1.3.3 Post-Hospitalisation COVID19 Lung Disorders (PH-COVID)
Recovery from COVID19 has many unknowns, especially in the long term(2). Symptoms of COVID-19 have varied among those who have tested positive: some have displayed no symptoms, while others have developed severe pneumonia, progressing to lung injury and acute respiratory distress syndrome (ARDS) and, in the longer term, pulmonary fibrosis. Notably, the consequences of COVID-19 include effects on other organs including: heart, kidneys, and brain. Correspondingly, a diverse set of associations have been observed that together have been called ‘Long COVID’, a prolonged and delayed recovery from the acute illness including fatigue, shortness of breath and cough that is associated with mental health and neurological disorders such as fatigue, trauma and anxiety/depression(3,4). For those who were hospitalised, and have since been discharged, it is not yet clear what their medical, psychological and rehabilitation needs will be to enable them to make as full a recovery as possible.

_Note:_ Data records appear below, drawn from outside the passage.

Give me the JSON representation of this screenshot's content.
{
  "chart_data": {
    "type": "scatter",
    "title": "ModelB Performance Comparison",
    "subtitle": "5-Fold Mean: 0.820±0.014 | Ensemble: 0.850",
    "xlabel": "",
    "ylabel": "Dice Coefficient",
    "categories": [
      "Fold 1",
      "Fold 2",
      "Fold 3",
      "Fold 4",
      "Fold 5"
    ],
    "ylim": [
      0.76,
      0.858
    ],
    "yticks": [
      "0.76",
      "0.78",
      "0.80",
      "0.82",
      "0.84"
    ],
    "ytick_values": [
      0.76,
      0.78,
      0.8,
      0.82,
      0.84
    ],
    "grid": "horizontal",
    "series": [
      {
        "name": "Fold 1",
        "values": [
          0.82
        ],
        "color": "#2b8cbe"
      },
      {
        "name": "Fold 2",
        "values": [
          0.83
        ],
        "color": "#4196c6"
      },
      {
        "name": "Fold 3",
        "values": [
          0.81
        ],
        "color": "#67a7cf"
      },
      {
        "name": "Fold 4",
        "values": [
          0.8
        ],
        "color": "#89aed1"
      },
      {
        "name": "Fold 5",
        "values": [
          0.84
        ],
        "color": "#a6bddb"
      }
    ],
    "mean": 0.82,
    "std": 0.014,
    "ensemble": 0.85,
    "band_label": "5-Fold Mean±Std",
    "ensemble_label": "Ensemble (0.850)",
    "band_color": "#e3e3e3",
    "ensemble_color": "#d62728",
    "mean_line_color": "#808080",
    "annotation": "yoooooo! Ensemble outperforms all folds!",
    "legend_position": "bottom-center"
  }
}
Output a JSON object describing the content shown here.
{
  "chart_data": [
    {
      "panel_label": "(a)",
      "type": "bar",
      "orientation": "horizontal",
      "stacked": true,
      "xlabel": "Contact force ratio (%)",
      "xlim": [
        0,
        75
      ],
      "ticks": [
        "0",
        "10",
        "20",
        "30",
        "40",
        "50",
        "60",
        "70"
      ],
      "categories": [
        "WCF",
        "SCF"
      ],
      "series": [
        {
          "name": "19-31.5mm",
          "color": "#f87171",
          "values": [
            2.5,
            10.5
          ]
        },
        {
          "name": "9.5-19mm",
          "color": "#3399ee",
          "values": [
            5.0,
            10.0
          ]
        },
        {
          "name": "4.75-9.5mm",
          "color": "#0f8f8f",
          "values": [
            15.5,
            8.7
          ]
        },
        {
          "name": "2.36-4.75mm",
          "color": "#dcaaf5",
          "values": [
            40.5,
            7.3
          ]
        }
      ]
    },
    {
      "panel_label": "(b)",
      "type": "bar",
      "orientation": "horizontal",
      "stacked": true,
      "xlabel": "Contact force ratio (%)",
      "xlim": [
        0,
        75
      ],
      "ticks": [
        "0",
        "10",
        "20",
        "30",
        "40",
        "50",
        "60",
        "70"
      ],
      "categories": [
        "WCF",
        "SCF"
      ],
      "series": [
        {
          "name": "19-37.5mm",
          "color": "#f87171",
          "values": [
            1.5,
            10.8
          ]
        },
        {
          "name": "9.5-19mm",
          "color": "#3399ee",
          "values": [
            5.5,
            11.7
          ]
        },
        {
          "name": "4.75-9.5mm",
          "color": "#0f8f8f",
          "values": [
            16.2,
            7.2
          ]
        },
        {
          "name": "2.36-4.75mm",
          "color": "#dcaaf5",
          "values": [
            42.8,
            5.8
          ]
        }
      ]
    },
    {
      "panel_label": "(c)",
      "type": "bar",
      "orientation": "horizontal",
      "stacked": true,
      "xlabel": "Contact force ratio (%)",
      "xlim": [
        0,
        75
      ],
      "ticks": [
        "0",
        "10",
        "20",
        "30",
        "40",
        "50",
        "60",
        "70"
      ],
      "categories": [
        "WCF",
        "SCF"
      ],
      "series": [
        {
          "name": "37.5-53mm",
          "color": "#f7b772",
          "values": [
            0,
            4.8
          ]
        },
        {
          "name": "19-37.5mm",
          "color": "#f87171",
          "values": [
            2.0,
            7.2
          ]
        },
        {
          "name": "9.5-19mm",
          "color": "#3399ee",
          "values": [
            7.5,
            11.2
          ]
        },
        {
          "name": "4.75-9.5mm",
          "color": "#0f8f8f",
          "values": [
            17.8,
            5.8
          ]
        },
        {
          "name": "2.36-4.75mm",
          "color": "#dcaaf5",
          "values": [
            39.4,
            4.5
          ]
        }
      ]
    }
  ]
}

Given this need to follow-up post-hospitalised COVID-19 patients, we consider remote monitoring to provide some key opportunities. Firstly, observation of chronic symptoms will necessitate home based monitoring as the scope of regularly interfacing with participants in-clinic may be limited due to the likelihood of further periods of lockdown and self-isolation of this population. Secondly, there needs to be a greater focus on understanding how daily life is affected by this disease. Remote monitoring therefore provides an ideal opportunity to collect multiple, continuous data streams from participants to report on physiology, QoL, environment and functional level. Building on our existing experience in using wearables to monitor participants who develop COVID-19(5), we aim to extend this to enable detailed observation of patients as they experience symptoms of Long-COVID. By taking a longitudinal high frequency and largely passive monitoring approach we aim to develop an understanding of disease trajectory and fluctuation of symptoms.